Yesterday’s APstat listserve had a question about Fathom:
How do I create a simulation to run over and over to pick 10 employees. 2/3 of the employees are male
Since my reply to the listserve had to be in plain old text, I thought I’d reproduce it here with a couple of illustrations…
There are at least two basic strategies. I’ll address just one; this is the quick one and uses random number-ish functions. The others mostly use sampling. If you use TPS, I think it’s Chapter 8 of the Fathom guide that explains them in excruciating detail 🙂
Okay: we’re going to pick 10 employees over and over from a (large) population in which 2/3 of the employees are male.
(Why large? To avoid “without-replacement” issues. If you were simulating layoffs of 10 employees from an 18-employee company, 12 of whom were male, you would need to use sampling and make sure you were sampling without replacement.)
(1) Make a collection with one attribute, sex, and 10 cases
(2) Give the sex attribute this formula:
randomPick( “male”, “male”, “female”)
(I like this formula best for kids early in the course; for an alternative, start typing:
(3) The sex values fill in with random genders in the right proportions. Test by choosing Rerandomize from the Collection menu.
NOW presumably you want to create a sampling distribution of the number of males in the collection.
(4) Double-click the collection to open its Inspector. Go to the Measures tab. Measures are like attributes of the whole collection: statistics that summarize the set of data, rather than values about individuals
(5) Make a <new> measure called something like Nmales. Double-click its “Formula” box and give it a formula like this one:
Count( SEX = “male” )
Notice how it fills in and how, when you rerandomize, the number changes.

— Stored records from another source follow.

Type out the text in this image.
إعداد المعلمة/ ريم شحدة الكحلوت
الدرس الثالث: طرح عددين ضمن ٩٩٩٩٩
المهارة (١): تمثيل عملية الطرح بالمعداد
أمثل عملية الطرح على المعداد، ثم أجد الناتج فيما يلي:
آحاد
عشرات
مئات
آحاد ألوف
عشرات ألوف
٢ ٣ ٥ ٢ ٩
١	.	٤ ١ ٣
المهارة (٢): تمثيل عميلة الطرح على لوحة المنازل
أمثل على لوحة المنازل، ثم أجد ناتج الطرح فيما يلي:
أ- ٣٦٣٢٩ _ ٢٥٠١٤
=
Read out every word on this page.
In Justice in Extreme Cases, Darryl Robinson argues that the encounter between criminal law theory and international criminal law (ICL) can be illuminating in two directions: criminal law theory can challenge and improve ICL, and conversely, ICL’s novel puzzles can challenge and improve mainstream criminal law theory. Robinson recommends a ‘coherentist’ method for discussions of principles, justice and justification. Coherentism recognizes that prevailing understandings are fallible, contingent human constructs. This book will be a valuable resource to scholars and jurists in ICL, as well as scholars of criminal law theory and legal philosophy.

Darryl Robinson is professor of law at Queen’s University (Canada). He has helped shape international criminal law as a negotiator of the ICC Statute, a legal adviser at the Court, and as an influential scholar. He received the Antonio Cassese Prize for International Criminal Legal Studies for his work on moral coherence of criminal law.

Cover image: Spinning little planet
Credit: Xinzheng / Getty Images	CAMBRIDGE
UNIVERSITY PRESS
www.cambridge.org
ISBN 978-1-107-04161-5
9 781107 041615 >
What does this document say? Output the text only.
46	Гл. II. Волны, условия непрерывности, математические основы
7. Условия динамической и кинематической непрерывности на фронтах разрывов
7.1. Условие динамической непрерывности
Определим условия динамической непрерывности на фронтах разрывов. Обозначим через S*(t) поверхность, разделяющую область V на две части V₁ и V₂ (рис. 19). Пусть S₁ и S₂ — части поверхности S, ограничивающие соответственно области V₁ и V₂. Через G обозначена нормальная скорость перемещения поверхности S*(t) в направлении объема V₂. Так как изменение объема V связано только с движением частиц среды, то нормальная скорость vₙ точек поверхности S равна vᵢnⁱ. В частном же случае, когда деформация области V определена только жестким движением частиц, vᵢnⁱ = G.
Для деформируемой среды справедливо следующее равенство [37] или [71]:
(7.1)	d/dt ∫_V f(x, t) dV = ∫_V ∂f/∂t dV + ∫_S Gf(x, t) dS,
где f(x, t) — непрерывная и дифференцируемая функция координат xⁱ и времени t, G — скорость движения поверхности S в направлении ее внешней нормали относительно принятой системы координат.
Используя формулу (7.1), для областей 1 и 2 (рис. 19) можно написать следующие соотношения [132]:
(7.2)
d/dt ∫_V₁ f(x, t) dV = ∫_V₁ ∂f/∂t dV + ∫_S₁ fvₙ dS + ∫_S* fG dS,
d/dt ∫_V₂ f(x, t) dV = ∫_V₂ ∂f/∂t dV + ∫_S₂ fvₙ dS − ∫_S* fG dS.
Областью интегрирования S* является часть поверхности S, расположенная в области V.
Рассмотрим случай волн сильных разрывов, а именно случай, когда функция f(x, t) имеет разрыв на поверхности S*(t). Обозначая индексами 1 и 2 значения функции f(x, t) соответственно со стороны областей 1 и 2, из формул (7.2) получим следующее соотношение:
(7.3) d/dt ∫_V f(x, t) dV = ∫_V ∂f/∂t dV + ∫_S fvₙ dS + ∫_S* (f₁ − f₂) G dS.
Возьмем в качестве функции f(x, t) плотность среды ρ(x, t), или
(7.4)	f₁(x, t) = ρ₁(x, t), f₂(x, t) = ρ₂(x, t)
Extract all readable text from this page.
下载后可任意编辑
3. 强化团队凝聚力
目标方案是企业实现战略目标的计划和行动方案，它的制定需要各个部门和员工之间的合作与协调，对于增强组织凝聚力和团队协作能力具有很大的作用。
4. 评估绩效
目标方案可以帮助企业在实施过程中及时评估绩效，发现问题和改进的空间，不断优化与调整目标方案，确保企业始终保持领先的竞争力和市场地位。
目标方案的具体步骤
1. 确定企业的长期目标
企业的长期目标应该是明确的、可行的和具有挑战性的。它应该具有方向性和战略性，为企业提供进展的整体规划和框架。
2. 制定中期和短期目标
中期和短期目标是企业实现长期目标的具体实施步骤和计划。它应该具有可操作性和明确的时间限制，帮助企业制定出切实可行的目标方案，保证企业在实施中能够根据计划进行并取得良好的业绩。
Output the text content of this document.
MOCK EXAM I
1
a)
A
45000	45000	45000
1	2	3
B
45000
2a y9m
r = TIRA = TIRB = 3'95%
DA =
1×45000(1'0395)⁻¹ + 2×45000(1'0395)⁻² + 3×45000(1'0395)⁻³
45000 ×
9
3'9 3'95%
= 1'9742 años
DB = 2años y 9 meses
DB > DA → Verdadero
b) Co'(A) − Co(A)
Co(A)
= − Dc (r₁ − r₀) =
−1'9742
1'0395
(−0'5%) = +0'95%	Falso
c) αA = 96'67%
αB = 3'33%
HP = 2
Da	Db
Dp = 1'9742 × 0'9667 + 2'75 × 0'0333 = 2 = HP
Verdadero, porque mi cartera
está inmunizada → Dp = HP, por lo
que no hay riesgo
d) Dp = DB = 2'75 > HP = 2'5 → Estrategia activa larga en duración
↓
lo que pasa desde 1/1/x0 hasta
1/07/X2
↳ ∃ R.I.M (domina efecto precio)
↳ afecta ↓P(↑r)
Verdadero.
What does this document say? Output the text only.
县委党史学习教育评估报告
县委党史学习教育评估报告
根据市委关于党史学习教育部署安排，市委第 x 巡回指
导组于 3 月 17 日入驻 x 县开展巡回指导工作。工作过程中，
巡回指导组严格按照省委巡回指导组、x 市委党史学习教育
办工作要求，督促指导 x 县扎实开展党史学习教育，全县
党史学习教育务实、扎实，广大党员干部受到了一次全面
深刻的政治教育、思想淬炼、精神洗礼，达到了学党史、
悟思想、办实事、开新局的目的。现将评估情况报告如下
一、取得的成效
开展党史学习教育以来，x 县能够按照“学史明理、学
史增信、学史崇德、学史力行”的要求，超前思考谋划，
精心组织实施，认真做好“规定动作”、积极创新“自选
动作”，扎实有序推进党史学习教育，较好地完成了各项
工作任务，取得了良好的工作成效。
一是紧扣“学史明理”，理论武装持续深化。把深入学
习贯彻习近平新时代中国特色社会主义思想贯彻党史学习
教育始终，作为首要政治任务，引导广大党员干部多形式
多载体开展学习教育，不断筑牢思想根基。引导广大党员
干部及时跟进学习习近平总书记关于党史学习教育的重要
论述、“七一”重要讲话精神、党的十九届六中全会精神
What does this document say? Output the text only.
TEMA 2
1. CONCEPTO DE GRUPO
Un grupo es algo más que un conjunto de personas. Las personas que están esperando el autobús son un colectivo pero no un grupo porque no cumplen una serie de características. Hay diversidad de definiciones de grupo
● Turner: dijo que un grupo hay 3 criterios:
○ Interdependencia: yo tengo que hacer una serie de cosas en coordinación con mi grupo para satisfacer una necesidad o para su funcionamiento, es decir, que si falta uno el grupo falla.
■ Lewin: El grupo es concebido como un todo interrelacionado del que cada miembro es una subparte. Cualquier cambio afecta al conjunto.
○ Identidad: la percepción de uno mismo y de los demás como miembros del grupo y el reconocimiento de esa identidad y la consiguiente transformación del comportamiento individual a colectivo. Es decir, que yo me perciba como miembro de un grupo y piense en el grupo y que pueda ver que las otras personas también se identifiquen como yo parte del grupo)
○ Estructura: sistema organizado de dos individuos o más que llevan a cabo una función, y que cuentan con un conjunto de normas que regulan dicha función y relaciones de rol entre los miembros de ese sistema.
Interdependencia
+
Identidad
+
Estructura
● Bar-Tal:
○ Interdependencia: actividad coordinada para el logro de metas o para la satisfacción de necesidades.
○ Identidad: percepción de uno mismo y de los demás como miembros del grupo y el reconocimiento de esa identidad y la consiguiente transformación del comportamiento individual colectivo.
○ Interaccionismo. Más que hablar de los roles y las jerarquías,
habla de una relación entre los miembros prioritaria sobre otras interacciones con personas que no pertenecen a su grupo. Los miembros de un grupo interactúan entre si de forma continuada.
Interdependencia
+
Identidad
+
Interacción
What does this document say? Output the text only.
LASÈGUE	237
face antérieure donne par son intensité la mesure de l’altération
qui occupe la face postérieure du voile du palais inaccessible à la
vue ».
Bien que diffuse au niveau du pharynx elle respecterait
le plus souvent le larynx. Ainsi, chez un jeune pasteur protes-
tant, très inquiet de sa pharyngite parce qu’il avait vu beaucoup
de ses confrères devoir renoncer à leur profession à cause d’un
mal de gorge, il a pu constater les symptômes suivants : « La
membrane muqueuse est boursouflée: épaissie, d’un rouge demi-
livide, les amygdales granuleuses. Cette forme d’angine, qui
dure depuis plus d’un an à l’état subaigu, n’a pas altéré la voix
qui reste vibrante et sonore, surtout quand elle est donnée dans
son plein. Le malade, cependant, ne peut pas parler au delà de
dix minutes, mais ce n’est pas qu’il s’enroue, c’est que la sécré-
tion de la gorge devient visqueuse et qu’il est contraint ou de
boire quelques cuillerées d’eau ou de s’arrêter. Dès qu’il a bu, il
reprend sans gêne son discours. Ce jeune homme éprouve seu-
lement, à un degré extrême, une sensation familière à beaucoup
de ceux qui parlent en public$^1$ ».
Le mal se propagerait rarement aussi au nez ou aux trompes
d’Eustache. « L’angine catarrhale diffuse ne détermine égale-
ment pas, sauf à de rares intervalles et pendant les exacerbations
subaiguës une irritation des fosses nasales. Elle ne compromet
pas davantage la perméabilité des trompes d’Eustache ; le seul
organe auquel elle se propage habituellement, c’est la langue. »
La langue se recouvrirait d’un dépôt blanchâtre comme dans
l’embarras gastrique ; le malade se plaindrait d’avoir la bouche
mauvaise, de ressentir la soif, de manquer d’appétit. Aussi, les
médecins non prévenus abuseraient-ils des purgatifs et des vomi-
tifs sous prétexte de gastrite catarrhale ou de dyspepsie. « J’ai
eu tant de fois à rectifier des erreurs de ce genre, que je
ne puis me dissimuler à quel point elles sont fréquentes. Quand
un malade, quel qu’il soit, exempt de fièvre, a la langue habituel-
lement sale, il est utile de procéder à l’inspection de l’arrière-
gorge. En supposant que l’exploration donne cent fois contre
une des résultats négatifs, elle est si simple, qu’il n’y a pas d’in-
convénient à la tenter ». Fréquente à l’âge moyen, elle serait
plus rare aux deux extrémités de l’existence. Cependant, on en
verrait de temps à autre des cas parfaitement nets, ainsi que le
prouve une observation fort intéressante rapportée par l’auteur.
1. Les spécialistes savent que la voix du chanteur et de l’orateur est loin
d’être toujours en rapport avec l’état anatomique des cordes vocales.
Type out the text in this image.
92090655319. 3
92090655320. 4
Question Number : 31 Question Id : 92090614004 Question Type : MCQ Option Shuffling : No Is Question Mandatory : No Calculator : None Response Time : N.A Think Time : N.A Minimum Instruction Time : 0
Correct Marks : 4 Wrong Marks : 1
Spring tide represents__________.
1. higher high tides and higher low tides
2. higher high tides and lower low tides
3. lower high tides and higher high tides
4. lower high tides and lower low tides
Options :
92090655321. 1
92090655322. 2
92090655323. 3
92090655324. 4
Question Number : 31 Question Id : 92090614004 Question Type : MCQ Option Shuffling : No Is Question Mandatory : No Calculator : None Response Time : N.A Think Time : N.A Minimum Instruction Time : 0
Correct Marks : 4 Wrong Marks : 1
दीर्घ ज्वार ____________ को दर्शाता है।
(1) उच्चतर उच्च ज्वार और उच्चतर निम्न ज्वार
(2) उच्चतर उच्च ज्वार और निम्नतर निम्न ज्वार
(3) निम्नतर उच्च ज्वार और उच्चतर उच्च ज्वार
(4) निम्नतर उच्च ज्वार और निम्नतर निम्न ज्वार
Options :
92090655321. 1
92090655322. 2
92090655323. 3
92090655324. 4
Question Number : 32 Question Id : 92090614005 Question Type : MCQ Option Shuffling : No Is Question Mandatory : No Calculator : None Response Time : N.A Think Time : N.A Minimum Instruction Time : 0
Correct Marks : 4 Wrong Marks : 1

(6) With the collection selected, choose Collect Measures from the Collection menu. A new collection appears, called “Measures from <whatever>”.
(7) Make a table to see that now you have 5 values of Nmales. Cool. You want more!
(8) In the Collect Measures panel of the new collection’s inspector (it’s open by default) you can change the number of measures—the number of re-randomizations–you collect. You can also turn off animation if you don’t want to wait. On the other hand, if you graph the distribution of Nmales, you can watch it grow if you have animation on.
In any case, when you’re done you have a distribution like the one in the graph at the top of the post, and you can ask the important questions such as, how likely is it that all 10 chosen employees would be male if the whole thing were done by chance alone? Answer: not bloody.